BP's deal with Russia's state-owned oil company Rosneft isn't some knee-jerk survival tactic in its post-Gulf oil spill history. The deal, which gives BP access to the Arctic, has been in the works for years. And BP's decision to move on it now proves it's willing to risk a backlash in the U.S. and tremors in its venture with another Russian partner TNK-BP, to break into new oil and gas frontiers.
BP's tarnished reputation last summer may have forced it to scrap plans to drill offshore Greenland, but it had no intention of shutting the door on the Arctic for good. BP surely understood that U.S. lawmakers and environmentalists would protest any attempts to explore in the Arctic -- and that pushback is already flowing in from both groups. But the company obviously feels safer now and, taking a long view, went forward with the share-swap deal with Rosneft anyway.
WikiLeaks reveal a tough, savvy BP
Opponents on several sides will try to make this more complicated for BP. Environmentalists don't like the idea of BP leading any project, let alone offshore exploration in the Arctic. U.S. lawmakers, including Republicans, have expressed discomfort with the deal. Texas Republican Michael Burgess is pushing for the deal to be reviewed by the Committee on Foreign Investment, an inter-agency committee led by the U.S. Treasury Department.

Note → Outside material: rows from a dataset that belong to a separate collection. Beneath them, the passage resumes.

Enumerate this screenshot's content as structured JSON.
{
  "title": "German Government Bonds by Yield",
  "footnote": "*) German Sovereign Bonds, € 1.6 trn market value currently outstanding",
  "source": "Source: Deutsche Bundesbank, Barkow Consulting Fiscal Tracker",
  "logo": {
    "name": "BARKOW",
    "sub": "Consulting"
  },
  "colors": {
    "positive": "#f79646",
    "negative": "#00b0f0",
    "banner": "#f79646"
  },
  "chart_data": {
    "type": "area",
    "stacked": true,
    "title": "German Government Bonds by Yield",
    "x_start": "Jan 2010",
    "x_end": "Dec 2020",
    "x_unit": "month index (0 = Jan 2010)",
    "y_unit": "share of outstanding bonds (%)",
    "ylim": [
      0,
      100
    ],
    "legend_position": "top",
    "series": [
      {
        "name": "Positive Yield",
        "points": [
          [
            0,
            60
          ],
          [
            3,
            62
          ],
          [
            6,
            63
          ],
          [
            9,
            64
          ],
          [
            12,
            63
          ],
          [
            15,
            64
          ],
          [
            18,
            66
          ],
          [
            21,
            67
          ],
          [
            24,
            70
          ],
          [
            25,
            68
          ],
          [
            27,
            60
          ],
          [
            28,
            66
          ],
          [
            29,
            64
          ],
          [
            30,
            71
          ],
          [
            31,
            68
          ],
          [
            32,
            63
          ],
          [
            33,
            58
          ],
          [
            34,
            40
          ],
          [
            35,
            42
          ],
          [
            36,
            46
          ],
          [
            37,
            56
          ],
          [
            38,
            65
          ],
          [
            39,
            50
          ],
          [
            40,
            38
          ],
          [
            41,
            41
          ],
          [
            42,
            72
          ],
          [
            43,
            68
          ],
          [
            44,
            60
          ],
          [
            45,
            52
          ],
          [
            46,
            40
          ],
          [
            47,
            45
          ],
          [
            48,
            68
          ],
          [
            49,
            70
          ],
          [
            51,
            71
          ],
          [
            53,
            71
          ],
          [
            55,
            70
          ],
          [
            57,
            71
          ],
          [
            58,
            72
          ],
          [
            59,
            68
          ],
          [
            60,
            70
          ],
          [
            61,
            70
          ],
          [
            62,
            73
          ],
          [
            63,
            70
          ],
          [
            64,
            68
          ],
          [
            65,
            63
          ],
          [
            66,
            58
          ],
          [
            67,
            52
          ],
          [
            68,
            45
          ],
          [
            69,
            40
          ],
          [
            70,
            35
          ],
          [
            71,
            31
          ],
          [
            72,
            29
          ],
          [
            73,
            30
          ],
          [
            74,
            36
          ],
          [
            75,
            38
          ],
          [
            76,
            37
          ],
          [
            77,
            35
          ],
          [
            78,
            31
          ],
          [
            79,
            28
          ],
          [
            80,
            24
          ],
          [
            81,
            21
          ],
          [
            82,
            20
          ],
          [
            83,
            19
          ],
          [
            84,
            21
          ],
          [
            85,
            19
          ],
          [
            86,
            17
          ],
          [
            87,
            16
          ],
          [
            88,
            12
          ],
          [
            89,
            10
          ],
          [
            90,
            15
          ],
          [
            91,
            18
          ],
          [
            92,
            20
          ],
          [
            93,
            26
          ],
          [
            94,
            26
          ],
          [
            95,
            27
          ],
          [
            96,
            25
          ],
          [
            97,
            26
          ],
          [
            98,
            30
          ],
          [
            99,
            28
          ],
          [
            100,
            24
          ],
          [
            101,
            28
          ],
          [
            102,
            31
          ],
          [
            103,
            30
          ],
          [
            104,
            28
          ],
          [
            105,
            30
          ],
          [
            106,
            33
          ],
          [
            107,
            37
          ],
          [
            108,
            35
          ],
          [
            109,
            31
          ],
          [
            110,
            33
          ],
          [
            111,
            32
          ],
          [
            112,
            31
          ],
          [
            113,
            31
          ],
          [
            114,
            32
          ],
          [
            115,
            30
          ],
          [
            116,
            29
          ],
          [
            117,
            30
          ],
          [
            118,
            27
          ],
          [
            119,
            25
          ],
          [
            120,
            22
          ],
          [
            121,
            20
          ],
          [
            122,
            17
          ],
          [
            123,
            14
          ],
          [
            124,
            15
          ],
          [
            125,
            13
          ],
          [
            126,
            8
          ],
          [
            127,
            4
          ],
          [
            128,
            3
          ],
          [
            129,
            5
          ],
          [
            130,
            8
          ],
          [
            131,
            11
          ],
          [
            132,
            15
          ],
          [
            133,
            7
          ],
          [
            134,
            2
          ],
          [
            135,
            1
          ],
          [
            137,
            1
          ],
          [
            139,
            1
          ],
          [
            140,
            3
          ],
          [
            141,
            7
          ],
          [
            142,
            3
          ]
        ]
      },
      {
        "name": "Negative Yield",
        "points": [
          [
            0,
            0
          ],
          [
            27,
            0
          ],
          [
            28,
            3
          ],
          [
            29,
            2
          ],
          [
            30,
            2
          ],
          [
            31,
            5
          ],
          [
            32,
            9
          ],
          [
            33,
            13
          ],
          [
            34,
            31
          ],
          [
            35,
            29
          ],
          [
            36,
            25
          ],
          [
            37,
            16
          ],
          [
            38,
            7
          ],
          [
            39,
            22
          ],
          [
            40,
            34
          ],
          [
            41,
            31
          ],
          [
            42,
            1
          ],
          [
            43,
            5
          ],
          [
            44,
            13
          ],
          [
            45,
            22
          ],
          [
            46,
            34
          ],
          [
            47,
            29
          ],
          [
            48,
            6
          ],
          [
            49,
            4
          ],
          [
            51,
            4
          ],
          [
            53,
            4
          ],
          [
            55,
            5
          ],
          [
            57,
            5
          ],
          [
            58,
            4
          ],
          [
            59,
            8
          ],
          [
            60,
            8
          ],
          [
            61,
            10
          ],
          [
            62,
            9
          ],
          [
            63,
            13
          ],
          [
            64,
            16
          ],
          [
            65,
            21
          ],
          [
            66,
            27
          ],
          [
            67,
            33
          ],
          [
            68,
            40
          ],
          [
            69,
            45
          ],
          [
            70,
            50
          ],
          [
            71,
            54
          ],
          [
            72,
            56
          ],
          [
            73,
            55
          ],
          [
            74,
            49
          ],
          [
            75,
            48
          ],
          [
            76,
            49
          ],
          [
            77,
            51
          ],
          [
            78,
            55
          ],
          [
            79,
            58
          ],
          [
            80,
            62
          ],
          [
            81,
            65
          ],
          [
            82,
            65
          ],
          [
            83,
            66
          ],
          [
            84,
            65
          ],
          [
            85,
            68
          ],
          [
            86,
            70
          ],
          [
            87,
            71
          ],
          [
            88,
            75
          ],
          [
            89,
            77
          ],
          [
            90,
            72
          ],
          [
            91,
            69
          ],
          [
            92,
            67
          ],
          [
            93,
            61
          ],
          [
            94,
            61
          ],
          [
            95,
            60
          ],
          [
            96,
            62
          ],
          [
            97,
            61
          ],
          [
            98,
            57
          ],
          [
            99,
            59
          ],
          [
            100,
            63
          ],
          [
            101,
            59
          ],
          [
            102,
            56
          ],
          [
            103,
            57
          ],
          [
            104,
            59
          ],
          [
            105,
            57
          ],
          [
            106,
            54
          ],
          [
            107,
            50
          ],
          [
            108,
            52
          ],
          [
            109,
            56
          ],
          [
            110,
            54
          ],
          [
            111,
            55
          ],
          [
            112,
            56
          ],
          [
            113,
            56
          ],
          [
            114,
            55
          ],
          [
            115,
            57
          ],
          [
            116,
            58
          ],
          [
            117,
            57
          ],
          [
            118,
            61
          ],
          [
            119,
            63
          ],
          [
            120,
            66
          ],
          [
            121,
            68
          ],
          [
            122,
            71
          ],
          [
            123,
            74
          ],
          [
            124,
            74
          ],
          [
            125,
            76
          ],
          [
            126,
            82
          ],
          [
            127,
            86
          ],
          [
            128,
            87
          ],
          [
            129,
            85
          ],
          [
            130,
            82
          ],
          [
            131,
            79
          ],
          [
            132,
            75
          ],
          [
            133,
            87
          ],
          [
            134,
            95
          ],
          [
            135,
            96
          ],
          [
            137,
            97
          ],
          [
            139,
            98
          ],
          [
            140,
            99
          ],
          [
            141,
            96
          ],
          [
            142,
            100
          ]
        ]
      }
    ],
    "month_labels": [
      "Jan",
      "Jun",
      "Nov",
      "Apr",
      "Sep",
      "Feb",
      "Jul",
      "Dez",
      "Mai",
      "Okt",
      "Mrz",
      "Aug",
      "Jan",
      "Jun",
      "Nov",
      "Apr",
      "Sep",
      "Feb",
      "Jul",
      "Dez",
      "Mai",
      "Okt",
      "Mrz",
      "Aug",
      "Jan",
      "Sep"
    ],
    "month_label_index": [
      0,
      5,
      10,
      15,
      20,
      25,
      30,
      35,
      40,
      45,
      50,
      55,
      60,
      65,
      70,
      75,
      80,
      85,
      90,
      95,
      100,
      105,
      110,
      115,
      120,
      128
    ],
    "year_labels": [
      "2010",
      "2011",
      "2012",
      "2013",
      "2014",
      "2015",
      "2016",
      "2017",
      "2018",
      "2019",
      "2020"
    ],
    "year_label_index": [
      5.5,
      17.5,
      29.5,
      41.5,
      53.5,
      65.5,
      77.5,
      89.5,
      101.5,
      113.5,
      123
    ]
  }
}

Meanwhile, TNK-BP, the 50-50 joint venture between BP and Russian-oligarch controlled AAR, has not only protested the deal, but also threatened that it could split up their union.
As it turns out, there may be a good reason for BP to opt for a relationship with the Kremlin-backed Rosneft, even if the deal threatens its TNK-BP joint venture. According to a U.S. embassy cable released by WikiLeaks, BP's top exec in Russia predicted Rosneft would take over TNK-BP and carve it up by the end of the year, the Guardian reported.
Why it makes sense for BP
The Rosneft-BP share swap, announced late Friday, will give BP exclusive access to 125,000 square kilometers of the South Kara Sea, an Arctic region the size of the North Sea that holds an estimated 35 billion barrels of oil and gas and 10 trillion cubic feet of natural gas. Rosneft, in turn, gets BP's technical expertise and financial strength, critical to exploring in the inhospitable and complex offshore region. Despite BP's damaged image, it does have greater offshore technical ability and resources than Rosneft.
The U.S. is hugely important for BP. The company is one of the largest leaseholders in the Gulf of Mexico, owns five refineries here and operates some 10,000 miles of pipeline. But BP's future here is far murkier than it was a year ago. Any expansion -- especially in the Gulf -- will face strict regulatory scrutiny and BP's exploration business here will has already slowed as a result. That doesn't mean BP is turning its back on the U.S. On the contrary, BP will forge ahead here.
The company knows it will take a decade or more -- and some $2 billion of initial investment -- before it realizes the benefits of exploration in the Arctic. That mounting regulatory pressure in the U.S. is just one more reason to move forward now.